EU must overcome problems and integrate Turkey – Minister
The currently troubled relations between Turkey and the European Union are not without precedent, and it is in the interests of Europe and world peace to reverse the problems and aim for cooperation, Turkey’s Minister for EU Affairs and chief negotiator Ömer Çelik wrote in an article for independent journal the Turkish Policy Quarterly.
In fact, reports emerged last Sunday that Çelik’s own ministry is on course to be axed under the new government and incorporated into the Ministry of Foreign Affairs, likely due to poor relations with the EU that have seen Turkey’s accession application put on hold.

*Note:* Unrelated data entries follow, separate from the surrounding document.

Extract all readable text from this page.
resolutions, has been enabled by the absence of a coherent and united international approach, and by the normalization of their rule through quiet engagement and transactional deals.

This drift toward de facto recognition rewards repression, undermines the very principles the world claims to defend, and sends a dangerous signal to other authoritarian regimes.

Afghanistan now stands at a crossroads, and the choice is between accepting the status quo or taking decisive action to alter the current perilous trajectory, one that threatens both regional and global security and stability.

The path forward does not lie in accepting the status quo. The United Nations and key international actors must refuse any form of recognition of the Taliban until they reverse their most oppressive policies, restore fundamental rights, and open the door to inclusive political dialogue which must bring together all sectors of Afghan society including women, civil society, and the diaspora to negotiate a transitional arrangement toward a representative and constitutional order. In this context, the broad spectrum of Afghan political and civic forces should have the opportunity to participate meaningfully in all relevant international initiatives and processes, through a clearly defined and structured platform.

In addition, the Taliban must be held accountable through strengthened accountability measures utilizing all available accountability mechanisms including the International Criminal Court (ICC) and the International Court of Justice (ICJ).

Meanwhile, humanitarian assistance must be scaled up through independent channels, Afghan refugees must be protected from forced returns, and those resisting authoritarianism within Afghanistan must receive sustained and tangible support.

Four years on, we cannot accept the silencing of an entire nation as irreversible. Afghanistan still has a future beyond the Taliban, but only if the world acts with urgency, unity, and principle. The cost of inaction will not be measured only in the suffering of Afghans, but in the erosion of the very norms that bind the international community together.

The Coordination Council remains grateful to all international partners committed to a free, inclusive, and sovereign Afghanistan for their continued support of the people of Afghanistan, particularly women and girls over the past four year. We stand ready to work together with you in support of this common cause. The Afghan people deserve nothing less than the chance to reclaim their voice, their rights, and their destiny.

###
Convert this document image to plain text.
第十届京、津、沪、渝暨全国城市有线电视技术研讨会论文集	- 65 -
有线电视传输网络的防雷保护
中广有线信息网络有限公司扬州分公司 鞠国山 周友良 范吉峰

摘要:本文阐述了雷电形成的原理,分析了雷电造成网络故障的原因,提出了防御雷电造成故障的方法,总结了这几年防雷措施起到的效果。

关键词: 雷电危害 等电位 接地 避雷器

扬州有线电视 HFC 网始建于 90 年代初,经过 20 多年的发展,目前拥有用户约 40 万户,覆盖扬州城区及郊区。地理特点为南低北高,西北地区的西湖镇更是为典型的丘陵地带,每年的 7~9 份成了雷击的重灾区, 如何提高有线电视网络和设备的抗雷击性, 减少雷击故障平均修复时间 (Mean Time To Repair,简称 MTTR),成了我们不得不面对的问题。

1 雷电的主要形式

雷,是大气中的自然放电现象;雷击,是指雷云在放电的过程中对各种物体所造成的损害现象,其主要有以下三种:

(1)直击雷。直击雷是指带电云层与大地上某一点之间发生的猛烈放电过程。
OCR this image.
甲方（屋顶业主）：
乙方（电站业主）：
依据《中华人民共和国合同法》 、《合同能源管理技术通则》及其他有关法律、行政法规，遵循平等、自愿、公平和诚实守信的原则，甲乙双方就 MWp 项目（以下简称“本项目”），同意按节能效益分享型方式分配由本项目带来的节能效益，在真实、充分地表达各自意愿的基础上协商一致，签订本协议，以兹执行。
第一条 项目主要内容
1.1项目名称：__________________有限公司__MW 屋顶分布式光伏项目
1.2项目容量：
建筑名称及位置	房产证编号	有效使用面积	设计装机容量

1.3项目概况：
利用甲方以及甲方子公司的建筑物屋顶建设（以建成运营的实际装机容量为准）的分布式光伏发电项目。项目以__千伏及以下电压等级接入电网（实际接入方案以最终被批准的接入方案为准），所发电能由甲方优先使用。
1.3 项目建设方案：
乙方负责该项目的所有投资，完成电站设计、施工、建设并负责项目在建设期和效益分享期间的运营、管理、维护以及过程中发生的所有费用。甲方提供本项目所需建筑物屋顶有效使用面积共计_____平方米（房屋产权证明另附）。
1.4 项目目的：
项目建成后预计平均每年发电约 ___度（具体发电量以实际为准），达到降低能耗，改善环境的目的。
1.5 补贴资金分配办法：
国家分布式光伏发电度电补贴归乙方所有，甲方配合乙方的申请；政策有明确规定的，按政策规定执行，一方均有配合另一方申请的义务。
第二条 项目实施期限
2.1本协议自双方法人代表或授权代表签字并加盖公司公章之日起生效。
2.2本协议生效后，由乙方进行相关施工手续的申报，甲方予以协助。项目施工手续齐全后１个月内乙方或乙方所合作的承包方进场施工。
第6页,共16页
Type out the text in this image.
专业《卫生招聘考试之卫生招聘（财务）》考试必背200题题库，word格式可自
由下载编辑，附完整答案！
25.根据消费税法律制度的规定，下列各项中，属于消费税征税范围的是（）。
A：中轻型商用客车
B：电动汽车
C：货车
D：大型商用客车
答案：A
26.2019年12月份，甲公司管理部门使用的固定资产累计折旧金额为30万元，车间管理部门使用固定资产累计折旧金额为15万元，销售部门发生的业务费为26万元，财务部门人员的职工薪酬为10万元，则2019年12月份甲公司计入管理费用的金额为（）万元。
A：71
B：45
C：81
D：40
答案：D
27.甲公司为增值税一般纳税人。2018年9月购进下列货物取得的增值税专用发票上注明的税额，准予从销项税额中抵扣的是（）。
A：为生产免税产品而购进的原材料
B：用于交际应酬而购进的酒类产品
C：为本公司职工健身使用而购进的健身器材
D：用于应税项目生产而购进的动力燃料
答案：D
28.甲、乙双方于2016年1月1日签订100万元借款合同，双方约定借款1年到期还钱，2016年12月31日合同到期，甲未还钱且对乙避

These relations are in part due to the changing world dynamics, which have shifted the focus away from the West and towards rising powers centred in the Pacific Basin, and due to the ongoing crises in the European Union that have seen the United Kingdom voting to leave and political movements in other member states aiming to do the same.
However, “Turkey’s EU membership is more important than ever given the new dynamics and changes in the world order. It is obvious that the international system needs Turkey-EU cooperation in order to solve a number of global problems, ranging from the economy and energy to foreign policy, as well as discrimination and terrorism within the context of our common values,” wrote Çelik.
Existing areas of cooperation include the deal to control migration of refugees and take back some of those who have arrived in the EU, a deal which Turkey has honoured but for which it has so far not received its payment in full, said the minister.
The EU should also be more proactive in fighting the Kurdistan Workers’ Party, or PKK, a group that has been in conflict with Turkish armed forces since launching an insurgency aimed at Kurdish self-rule in 1984, said Çelik. The PKK is designated a terrorist organisation by both Turkey and the EU.
Çelik cited the March summit in Varna, where Turkish President Recep Tayyip Erdoğan met EU leaders, as a good sign that generated a sorely needed positive atmosphere in EU-Turkish relations.
“The most important thing about the Varna Summit will be turning the positive atmosphere into concrete policies and practices. In every aspect of the decisions that were made in previous summits, Turkey has acted in accordance with the principle of pacta sunt servanda and kept its end of the deal. However, the EU's failure in fulfilling its own commitments has resulted in a profound sense of mistrust in the EU among the Turkish people,” he wrote.
In the end, said Çelik, Turkey is “an inseparable part of Europe” that has “played a critical role in Europe’s political, economic, and cultural development and has integrated with Europe in fields ranging from security, economy, sports, culture, and art, and it will continue to be a “key country” for the stability and prosperity of Europe and the world in the future.”